Voto em lista fechada é mecanismo em prol de caciques políticos

Autor: Luiz Fernando de Camargo Prudente do Amaral (*)

 

A reforma política continua a ocupar considerável espaço na agenda nacional. Vivemos um momento de crise que depende de inúmeras reformas. Sob a perspectiva econômica, as reformas previdenciária, trabalhista e tributária têm inegável destaque. No que tange à representatividade política, com claro reflexo na medida da legitimidade dos eleitos, a reforma política é o principal fator.

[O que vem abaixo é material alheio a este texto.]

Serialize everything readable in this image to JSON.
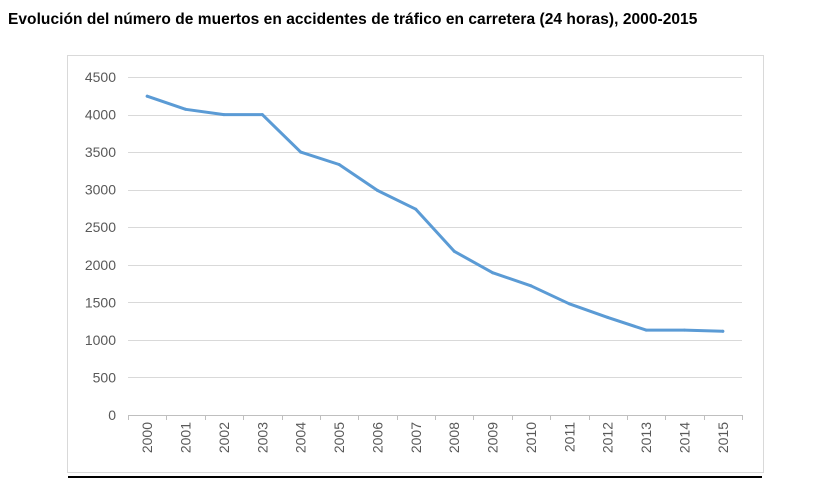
{
  "chart_data": {
    "type": "line",
    "title": "Evolución del número de muertos en accidentes de tráfico en carretera (24 horas), 2000-2015",
    "xlabel": "",
    "ylabel": "",
    "x": [
      "2000",
      "2001",
      "2002",
      "2003",
      "2004",
      "2005",
      "2006",
      "2007",
      "2008",
      "2009",
      "2010",
      "2011",
      "2012",
      "2013",
      "2014",
      "2015"
    ],
    "series": [
      {
        "values": [
          4245,
          4070,
          4000,
          4000,
          3500,
          3335,
          2990,
          2740,
          2180,
          1895,
          1720,
          1480,
          1300,
          1130,
          1130,
          1115
        ]
      }
    ],
    "ylim": [
      0,
      4500
    ],
    "yticks": [
      0,
      500,
      1000,
      1500,
      2000,
      2500,
      3000,
      3500,
      4000,
      4500
    ],
    "grid": true,
    "legend": "none",
    "colors": {
      "line": "#5b9bd5",
      "grid": "#d9d9d9",
      "axis": "#bfbfbf",
      "tick_text": "#595959"
    }
  }
}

Não são poucas as necessidades relativas a esta última. Temos inúmeros tópicos que devem estar presentes. Dentre eles, dois são determinantes: a criação de instrumentos efetivos para restringir o excessivo número de partidos políticos no Brasil e a discussão sobre sistemas eleitorais, especialmente quanto ao chamado voto em lista fechada, já que tem sido defendido por boa parcela dos políticos.

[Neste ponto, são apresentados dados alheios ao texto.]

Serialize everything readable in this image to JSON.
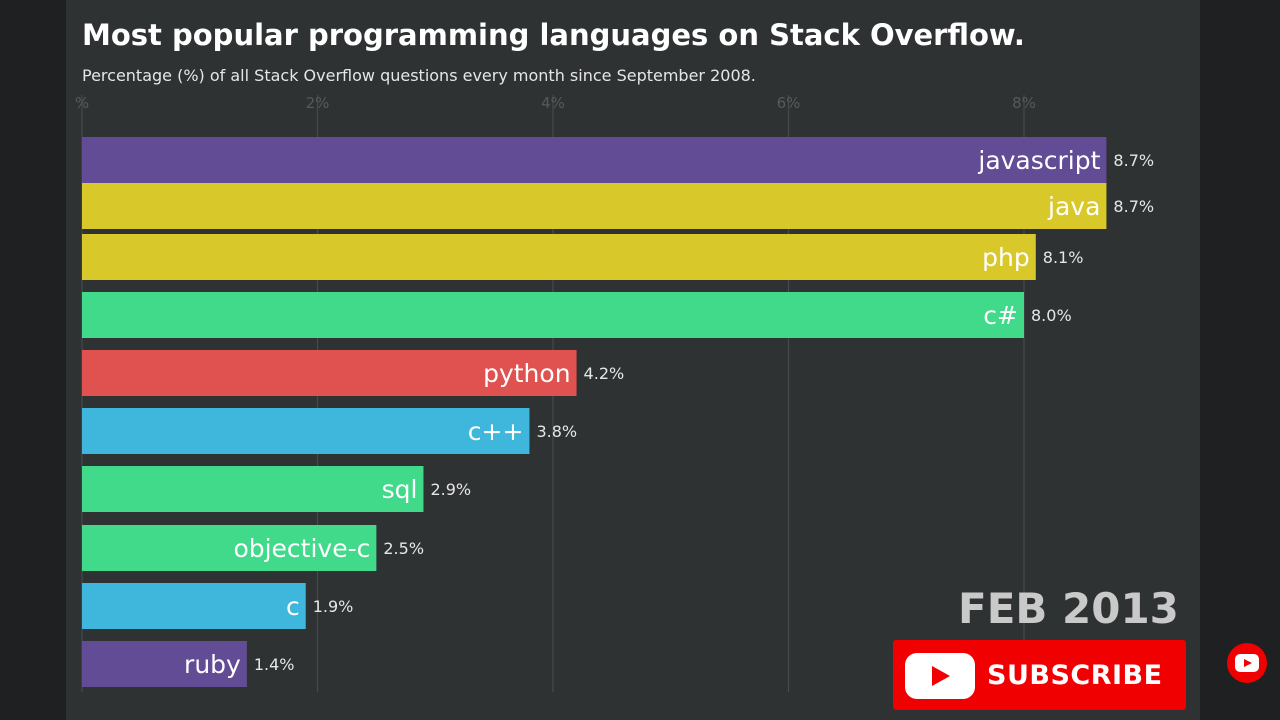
{
  "title": "Most popular programming languages on Stack Overflow.",
  "subtitle": "Percentage (%) of all Stack Overflow questions every month since September 2008.",
  "date_label": "FEB 2013",
  "subscribe": {
    "label": "SUBSCRIBE",
    "icon": "youtube-play-icon",
    "bell_icon": "youtube-icon",
    "color": "#f00000"
  },
  "chart_data": {
    "type": "bar",
    "orientation": "horizontal",
    "title": "Most popular programming languages on Stack Overflow.",
    "subtitle": "Percentage (%) of all Stack Overflow questions every month since September 2008.",
    "xlim": [
      0,
      8.7
    ],
    "xticks": [
      0,
      2,
      4,
      6,
      8
    ],
    "xtick_labels": [
      "%",
      "2%",
      "4%",
      "6%",
      "8%"
    ],
    "grid": true,
    "categories": [
      "javascript",
      "java",
      "php",
      "c#",
      "python",
      "c++",
      "sql",
      "objective-c",
      "c",
      "ruby"
    ],
    "values": [
      8.7,
      8.7,
      8.1,
      8.0,
      4.2,
      3.8,
      2.9,
      2.5,
      1.9,
      1.4
    ],
    "value_labels": [
      "8.7%",
      "8.7%",
      "8.1%",
      "8.0%",
      "4.2%",
      "3.8%",
      "2.9%",
      "2.5%",
      "1.9%",
      "1.4%"
    ],
    "colors": [
      "#634c96",
      "#d9c82a",
      "#d9c82a",
      "#41d98a",
      "#e0524f",
      "#3fb7dc",
      "#41d98a",
      "#41d98a",
      "#3fb7dc",
      "#634c96"
    ]
  }
}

Tratar da reforma política não é tarefa simples. Países com altos índices de “cidadania ativa” — entendida como efetiva participação política — apresentam dificuldade no que tange à compreensão dos sistemas eleitorais. O Brasil, infelizmente, não conta com alto índice de “cidadania ativa”, nem mesmo de instrução básica.

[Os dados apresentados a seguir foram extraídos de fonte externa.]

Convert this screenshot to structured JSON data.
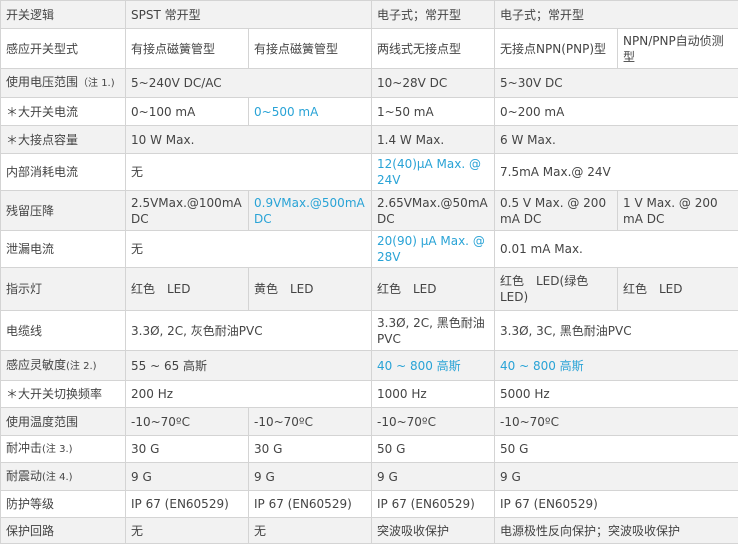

Esse contexto torna bastante complexa a tarefa de ampliar o debate a ponto de o público em geral entender e participar dos destinos da política, sobretudo quanto a essas definições. Políticos tentam sensibilizar eleitores através de discursos que focam o populismo em detrimento da técnica. O debate acaba sendo uma guerra rasa de narrativas que pouco serve ao esclarecimento dos eleitores.

Um dos problemas atrelados à reflexão sobre o voto em lista fechada diz respeito ao fato de tal reflexão se dar sem o devido respeito àquilo que existe no Brasil. O voto em lista fechada para composição do Parlamento existe em diversos países pelo mundo. Países com alto grau de politização o adotam. Qual seria o problema de adotá-lo no Brasil?

A lista fechada entrega aos partidos políticos a definição daqueles que serão contemplados com mandatos eletivos. Cabe ao eleitor apenas escolher o partido no qual votará. Teoricamente, esse seria um “voto ideológico”, balizado pela plataforma partidária. Contudo, sabemos que não é essa a lógica predominante em nosso país. Infelizmente, partidos políticos no Brasil são pouco ou quase nada ideológicos. Na verdade, o recurso ao voto em lista fechada é mecanismo em prol dos caciques da política brasileira. Tal expediente implicará, entre outros fatores, maior dificuldade para renovação dos quadros políticos no Brasil.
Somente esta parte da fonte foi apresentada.